I recently discovered this wonderful quote in David McCullough’s John Adams, but it was a lesson I learned at a young age and have carried with me my entire life.
A collection of Emily Dickinson’s poetry, along with a compilation of 100 great poems, sits on my bedside table. I thumb through the volumes from time to time, stopping at random and allowing the words to roll over my tongue, soothing my mind with their rhythm and imagery.
One day, Emily tells me, “hope is the thing with feathers that perches in the soul,” and on another William Carlos William says, “much depends on a red wheelbarrow glazed with rain water.”
So when I heard about National Poetry Day, I was ready for a celebration, despite the fact that it’s a British event and I’m very much located in middle-America.
And I couldn’t think of a better way to get the festivities rolling than a chat with an actual poet, the second part of my interview with my poet-friend Janet Ruth Heller.
Happy National Poetry Day everyone! Now read some verse and make merry!
Tell me about your favorite author… What is it that really strikes you about his or her work?
I love the work of many authors. My earliest favorite author was Samuel Taylor Coleridge. I have loved his poetry since I was in seventh grade. He was one of the first writers to use colloquial language in poetry, especially in his “conversation poems.” He can also tell stories in magical ways in works like “Christabel” and “The Rime of the Ancient Mariner.” Also, he can use sounds in enthralling ways in poems like “Kubla Khan.”
Most authors are usually introduced to writing at a young age. Where did your love for books come from?

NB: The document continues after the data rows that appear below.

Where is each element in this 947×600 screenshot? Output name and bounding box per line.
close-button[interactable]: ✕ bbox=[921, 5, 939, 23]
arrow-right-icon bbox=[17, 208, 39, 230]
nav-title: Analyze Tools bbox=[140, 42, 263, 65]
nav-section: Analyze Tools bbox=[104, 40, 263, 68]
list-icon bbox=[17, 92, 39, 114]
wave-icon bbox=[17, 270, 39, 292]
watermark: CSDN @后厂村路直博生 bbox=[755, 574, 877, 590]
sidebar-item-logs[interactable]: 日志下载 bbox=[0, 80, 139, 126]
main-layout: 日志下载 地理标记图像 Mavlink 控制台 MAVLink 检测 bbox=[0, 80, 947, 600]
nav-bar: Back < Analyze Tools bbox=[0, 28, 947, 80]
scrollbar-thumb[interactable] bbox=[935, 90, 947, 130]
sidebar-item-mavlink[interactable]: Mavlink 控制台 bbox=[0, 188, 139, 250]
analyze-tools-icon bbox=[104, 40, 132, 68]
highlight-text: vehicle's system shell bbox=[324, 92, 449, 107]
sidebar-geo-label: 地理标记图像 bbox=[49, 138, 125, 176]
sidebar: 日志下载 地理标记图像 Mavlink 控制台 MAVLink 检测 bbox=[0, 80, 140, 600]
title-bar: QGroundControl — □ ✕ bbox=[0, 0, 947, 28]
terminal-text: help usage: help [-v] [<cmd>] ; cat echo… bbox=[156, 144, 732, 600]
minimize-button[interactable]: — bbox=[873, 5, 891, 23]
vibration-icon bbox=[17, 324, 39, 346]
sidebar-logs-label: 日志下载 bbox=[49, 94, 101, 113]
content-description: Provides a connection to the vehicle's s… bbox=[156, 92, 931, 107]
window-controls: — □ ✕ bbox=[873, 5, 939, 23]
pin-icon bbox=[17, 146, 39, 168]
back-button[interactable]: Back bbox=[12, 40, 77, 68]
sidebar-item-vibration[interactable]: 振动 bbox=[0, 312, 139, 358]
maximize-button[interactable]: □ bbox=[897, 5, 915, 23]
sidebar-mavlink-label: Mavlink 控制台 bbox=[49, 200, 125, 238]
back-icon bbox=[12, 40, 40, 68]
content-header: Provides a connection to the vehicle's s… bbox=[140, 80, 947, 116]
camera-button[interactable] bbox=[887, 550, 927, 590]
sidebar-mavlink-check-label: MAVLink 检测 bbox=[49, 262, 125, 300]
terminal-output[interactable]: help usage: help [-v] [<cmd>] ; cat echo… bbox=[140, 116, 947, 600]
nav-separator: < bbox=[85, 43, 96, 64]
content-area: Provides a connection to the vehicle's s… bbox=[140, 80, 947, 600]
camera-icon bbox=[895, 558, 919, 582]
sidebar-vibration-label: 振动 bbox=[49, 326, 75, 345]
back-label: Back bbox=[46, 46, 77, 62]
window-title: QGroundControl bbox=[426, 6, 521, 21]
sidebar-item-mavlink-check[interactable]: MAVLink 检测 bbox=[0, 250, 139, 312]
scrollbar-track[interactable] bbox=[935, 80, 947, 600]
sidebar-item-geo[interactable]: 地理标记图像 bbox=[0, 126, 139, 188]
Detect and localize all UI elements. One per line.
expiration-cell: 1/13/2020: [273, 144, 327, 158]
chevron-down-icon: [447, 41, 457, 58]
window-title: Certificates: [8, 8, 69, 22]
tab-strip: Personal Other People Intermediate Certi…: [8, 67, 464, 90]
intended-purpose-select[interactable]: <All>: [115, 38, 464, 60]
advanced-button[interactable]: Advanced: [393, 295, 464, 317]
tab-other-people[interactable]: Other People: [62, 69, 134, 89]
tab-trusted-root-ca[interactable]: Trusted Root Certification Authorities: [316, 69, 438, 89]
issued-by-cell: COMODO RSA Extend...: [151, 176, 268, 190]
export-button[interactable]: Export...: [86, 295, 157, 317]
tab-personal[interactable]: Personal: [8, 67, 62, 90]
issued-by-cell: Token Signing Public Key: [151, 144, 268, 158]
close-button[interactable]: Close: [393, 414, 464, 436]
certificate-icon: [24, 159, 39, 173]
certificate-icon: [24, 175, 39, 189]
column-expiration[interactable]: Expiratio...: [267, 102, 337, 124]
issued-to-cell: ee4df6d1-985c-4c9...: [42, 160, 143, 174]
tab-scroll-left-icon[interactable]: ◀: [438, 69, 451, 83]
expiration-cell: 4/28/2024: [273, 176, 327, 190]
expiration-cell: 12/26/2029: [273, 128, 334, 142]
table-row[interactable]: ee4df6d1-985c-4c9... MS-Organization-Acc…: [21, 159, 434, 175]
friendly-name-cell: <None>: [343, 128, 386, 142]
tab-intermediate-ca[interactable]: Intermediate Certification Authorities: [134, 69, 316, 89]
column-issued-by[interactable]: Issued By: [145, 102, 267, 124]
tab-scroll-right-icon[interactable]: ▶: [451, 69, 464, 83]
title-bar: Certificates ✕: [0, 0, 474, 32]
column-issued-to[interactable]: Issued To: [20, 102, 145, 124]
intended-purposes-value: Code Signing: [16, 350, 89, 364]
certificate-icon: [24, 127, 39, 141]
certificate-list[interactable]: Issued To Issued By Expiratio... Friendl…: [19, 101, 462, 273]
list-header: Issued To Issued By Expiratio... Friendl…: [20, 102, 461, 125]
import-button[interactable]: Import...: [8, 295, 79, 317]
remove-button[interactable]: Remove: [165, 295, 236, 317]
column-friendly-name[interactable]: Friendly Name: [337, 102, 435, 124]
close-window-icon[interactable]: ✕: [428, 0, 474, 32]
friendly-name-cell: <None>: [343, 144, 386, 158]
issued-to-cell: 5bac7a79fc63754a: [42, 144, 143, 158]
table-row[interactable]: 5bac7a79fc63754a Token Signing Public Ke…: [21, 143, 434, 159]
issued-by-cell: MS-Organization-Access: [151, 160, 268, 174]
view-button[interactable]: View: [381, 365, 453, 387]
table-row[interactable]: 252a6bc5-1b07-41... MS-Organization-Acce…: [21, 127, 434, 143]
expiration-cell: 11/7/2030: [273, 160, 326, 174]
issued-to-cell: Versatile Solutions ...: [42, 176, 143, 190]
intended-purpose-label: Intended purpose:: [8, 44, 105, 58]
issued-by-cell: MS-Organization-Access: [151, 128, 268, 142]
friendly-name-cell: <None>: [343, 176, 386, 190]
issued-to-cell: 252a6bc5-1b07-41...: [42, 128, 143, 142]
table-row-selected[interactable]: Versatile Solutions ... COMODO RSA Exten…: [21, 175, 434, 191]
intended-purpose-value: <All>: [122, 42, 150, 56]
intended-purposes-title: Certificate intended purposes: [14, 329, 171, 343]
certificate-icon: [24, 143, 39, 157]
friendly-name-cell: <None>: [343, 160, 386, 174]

My mother and my elementary school teachers read me many excellent books when I was a child. I liked the way that authors like Rudyard Kipling used words and sound patterns. I could listen to stories for hours.
When did you first realize you wanted to be a writer?
In 1972, I had a five-month love relationship with a man. I started writing poems about him every week. After he broke up with me, I was devastated. Writing poems helped me to cope with my feelings and heal. I started writing much more frequently than in the past. By the mid-1970s, I was publishing poems, literary criticism, and essays in journals with national distributions.
Where do you find inspiration?
Any unfairness in my society and in the world prompts me to write about it and to become involved in organizations to remedy the situation. For example, I started a union of nontenure-track faculty at Western Michigan University and have published scholarly essays about ways to improve conditions for adjuncts and better methods for evaluating adjuncts. I also love nature, sports, foreign languages, and words in general. I often write about these topics, too.
And now for a not-so-serious shift in the conversation…
What literary character is most like you?
When I was a child, I identified with Phoebe Jackstraw in Mrs. Piggle-Wiggle’s Farm by Betty MacDonald because I shared many of Phoebe’s fears. As an adult, I am more like Elizabeth Bennett in Jane Austen’s Pride and Prejudice. I’m smart, but I often misunderstand people, as Elizabeth does.
If you could have any accents from anywhere in the world, what would you choose?
I love the beauty of the Spanish language. I double-majored in English and Spanish as an undergraduate, and I have about one-third of a master’s degree in Spanish literature. The language is very poetic and easy to rhyme.